Ma ci rendiamo conto di cosa stiamo assistendo? Vi sembra tutto normale? Tutto accettabile? Questo è il calcio? Siamo proprio sicuri? Il Var, usato male senza buonsenso, aggiunge soltanto tanta rabbia, tanti dubbi e toglie la creazione spontanea, l’anima fanciullesca dello sport che è la ragione per cui c’è qualcosa invece di nulla, per cui esiste l’attimo, per cui esistiamo noi. Quanto paventato da Vladimir Dimitrijević, ossia il ricorso a commissioni e avvocati, purtroppo si è già realizzato. Ma l’idea che si debba ricorrere a una sorta di Cassazione calcistica per ottenere la giustizia negata in campo è il sempre classico rimedio peggiore del male. Qui il rischio di uccidere il football è molto serio. L’uso della tecnologia del VAR è controproducente per le azioni in cui la decisione arbitrale è necessaria perché perfettamente indigena al calcio: l’arbitro è esso stesso football e le sue decisioni, giuste o sbagliate, vanno accettate. Gli errori sono il volto terreno del Gioco. Sono il limite umano che fa sì che gli uomini siano giocatori. Gli errori sono tali sul piano intellettuale della ricostruzione dell’azione, ma sul piano della giocata sono passione. È qui sul terreno da gioco in cui la passione si abbandona a se stessa e va oltre il controllo di sé che nascono inevitabilmente i falli. Per fortuna, sì, proprio fortuna perché senza falli non ci sarebbe partita.

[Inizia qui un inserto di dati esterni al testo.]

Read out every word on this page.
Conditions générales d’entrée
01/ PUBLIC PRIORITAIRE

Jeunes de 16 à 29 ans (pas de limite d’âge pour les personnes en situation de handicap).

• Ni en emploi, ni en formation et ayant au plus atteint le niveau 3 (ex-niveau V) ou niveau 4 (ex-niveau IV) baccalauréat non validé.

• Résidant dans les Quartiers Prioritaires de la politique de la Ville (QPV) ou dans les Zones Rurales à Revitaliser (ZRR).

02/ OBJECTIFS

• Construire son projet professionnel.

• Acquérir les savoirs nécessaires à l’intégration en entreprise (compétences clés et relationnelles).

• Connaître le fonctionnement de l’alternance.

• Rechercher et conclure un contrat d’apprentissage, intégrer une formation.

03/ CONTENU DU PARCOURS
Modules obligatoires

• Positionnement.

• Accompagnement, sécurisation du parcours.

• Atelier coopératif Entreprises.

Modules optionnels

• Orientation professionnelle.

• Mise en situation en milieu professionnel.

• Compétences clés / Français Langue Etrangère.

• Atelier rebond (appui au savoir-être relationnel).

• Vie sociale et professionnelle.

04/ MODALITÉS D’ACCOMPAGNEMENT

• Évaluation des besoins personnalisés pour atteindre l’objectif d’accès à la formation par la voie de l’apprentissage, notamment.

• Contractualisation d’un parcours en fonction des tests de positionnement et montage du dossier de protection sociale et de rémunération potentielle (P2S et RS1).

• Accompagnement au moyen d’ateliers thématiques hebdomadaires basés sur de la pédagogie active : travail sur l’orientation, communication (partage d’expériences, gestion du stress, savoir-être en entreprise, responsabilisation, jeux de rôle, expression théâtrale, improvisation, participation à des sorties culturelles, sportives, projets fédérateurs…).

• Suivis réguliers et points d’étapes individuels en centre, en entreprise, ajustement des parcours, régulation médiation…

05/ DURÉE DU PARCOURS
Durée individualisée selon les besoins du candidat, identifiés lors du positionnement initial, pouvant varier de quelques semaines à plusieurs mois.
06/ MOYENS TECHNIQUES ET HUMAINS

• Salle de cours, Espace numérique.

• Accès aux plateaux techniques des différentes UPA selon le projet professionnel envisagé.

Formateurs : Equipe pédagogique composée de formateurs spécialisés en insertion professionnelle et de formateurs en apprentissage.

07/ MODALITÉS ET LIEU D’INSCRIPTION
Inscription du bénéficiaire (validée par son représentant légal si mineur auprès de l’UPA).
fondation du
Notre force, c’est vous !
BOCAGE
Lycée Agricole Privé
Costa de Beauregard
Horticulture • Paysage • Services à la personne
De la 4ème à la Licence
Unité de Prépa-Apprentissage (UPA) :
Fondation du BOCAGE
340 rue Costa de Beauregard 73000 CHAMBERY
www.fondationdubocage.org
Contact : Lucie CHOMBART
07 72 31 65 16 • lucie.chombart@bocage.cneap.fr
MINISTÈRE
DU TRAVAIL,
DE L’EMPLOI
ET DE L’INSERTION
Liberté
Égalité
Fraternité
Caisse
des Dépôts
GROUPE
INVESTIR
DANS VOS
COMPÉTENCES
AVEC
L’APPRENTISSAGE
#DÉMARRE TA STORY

«Ammesso pure che noi vogliamo la verità: ma perché non piuttosto la non verità? o l’incertezza? o persino l’ignoranza? Ci si è fatto innanzi il problema del valore della verità – o forse siamo andati noi in cerca di tale problema?». Con queste righe visionarie, scritte nel 1886 in Al di là del bene e del male, Nietzsche poneva una questione profonda che avrebbe tenuto in scacco la società occidentale moderna e contemporanea: la volontà di verità. Nelle nostre vite noi ricerchiamo sempre la verità, in ogni contesto e in qualsivoglia circostanza. Se però l’ansia di verità è decisiva in ambito scientifico, non è altrettanto necessaria in campi differenti come ad esempio quello letterario, artistico, cinematografico. Che ci importa se i personaggi di un libro sono reali, o se la Gioconda rappresenta davvero Lisa Gherardini? Assolutamente nulla. Noi però siamo da sempre portati a pensare che la parola verità debba andare di pari passo con la parola giustizia: se una cosa è vera è giusta, se è falsa è sbagliata.

Così accade anche nel mondo del calcio in cui la volontà di verità, incoraggiata dalla tecnologia e dalla scienza contemporanea, si identifica con una volontà di giustizia. Da qui la necessità e quindi l’introduzione del VAR. E immaginiamo cosa ne sarebbe stato di quell’Argentina-Inghilterra 1986 con la sua compare tecnologia, che tutto vede e tutto sa: con l’inopportuno aiuto del VAR forse l’Argentina non avrebbe vinto il mondiale; Maradona non avrebbe messo a segno nella stessa partita i due gol più iconici del ‘900, e magari a passare sarebbero stati gli Inglesi, visto che al manifestarsi della Mano de Dios la partita era ancora a reti inviolate. Nessun mito di popolo, nessun sacro mischiato col profano, nessuna epica e leggenda. Niente vendetta per le Malvinas né rivincita dei deboli i quali, con un genio anarchico che è solo sudamericano e mediterraneo, hanno fatto la storia.

Il calcio è poesia, non ha bisogno di verità assolute, né di acronimi di genere maschile. Come sarebbe bello il lunedi mattina rivivere le partite della domenica, chiacchierando animosamente di solo vero calcio al BAR dello Sport! Purtroppo ci è stata tolta anche questa prerogativa, perchè ciò che si faceva al BAR dopo le partite, oggi accade al VAR durante le partite!